Polêmico projeto (PLP 227/12) que regulamenta as demarcações de terras indígenas será submetido à comissão especial da Câmara.

O texto já foi aprovado na Comissão de Agricultura e a bancada ruralista chegou a apresentar pedido de urgência para levá-lo, o mais rapidamente possível, à análise do Plenário da Câmara, na segunda semana de julho.

A reportagem é de José Carlos Oliveira e publicada pela Agência Câmara, 22-07-2013.

PV e PSOL resistiram e chegaram a obstruir as sessões do Plenário. Acatando requerimento (8207/13) do líder do PSOL, deputado Ivan Valente, a Mesa Diretora determinou que o projeto seja analisado por uma comissão especial, já que seu conteúdo diz respeito à competência de mais de três comissões temáticas.

A proposta original ganhou um substitutivo do deputado Moreira Mendes, do PSD de Rondônia. De acordo com o texto, os interesses da Política de Defesa Nacional devem ficar acima do uso de terras indígenas. Coautor do projeto, o deputado Jeronimo Goergen, do PP gaúcho e também integrante da bancada ruralista, afirma que o mérito do texto está em evitar demarcações feitas com base em “interesses econômicos internacionais e não-governamentais” conduzidos hoje pela Funai. Goergen garante que a proposta não é prejudicial aos indígenas.

“Prejudicar, não. Ele vai fazer com que as demarcações sejam justas, porque hoje são completamente injustas, inclusive com os índios. Nós estivemos lá na Raposa Serra do Sol, em Roraima, onde os índios estão fugindo da área demarcada. Há índio e agricultor morando no lixão da cidade, como a gente pode ver lá.
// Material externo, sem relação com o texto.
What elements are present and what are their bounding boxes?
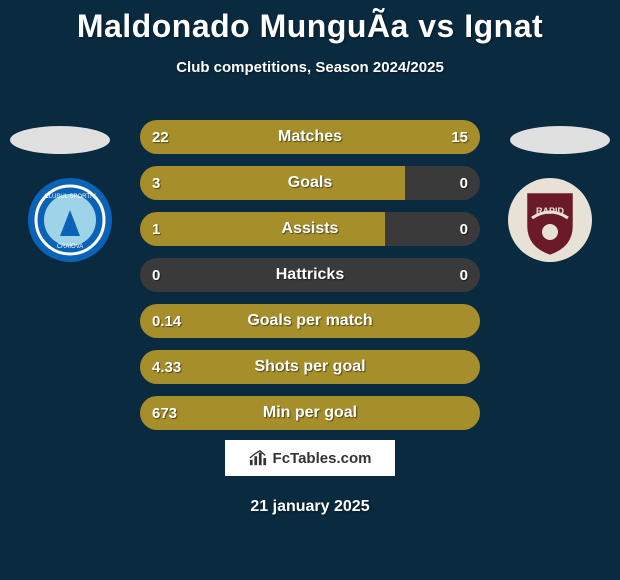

O que a gente quer fazer é que os índios que tenham seu direito histórico, pela sua presença na área, possam ter a sua área; mas fabricar índio, como a Funai está fabricando hoje, nós não podemos aceitar”.

Já o deputado Padre João, do PT mineiro, chegou a apresentar um voto em separado contrário ao texto, na Comissão de Agricultura. Padre João teme que o texto acabe beneciando latifundiários e grileiros de terra.

“Existem áreas onde os povos indígenas estão mais concentrados; e há áreas onde avançou mais a agricultura familiar e os indígenas estão mais espalhados e aí, cabe um processo até mesmo diferenciado. Acho que temos de chegar aos dois modelos, mas não podemos permitir que o latifúndio que foi grilado seja agora indenizado pelo governo. É verdade que a gente não quer um conflito entre indígenas e pequenos agricultores, mas a gente sabe que o está por trás são grandes propriedades com, inclusive, terras griladas que já foram até motivo de CPI. ”

As polêmicas em torno da demarcação de terras indígenas são alvo de um grupo de trabalho e de audiências frequentes com ministros em várias comissões da Câmara. Também há um pedido formal de criação de CPI para investigar a atuação da Funai e do Incra quanto a terras indígenas e áreas quilombolas.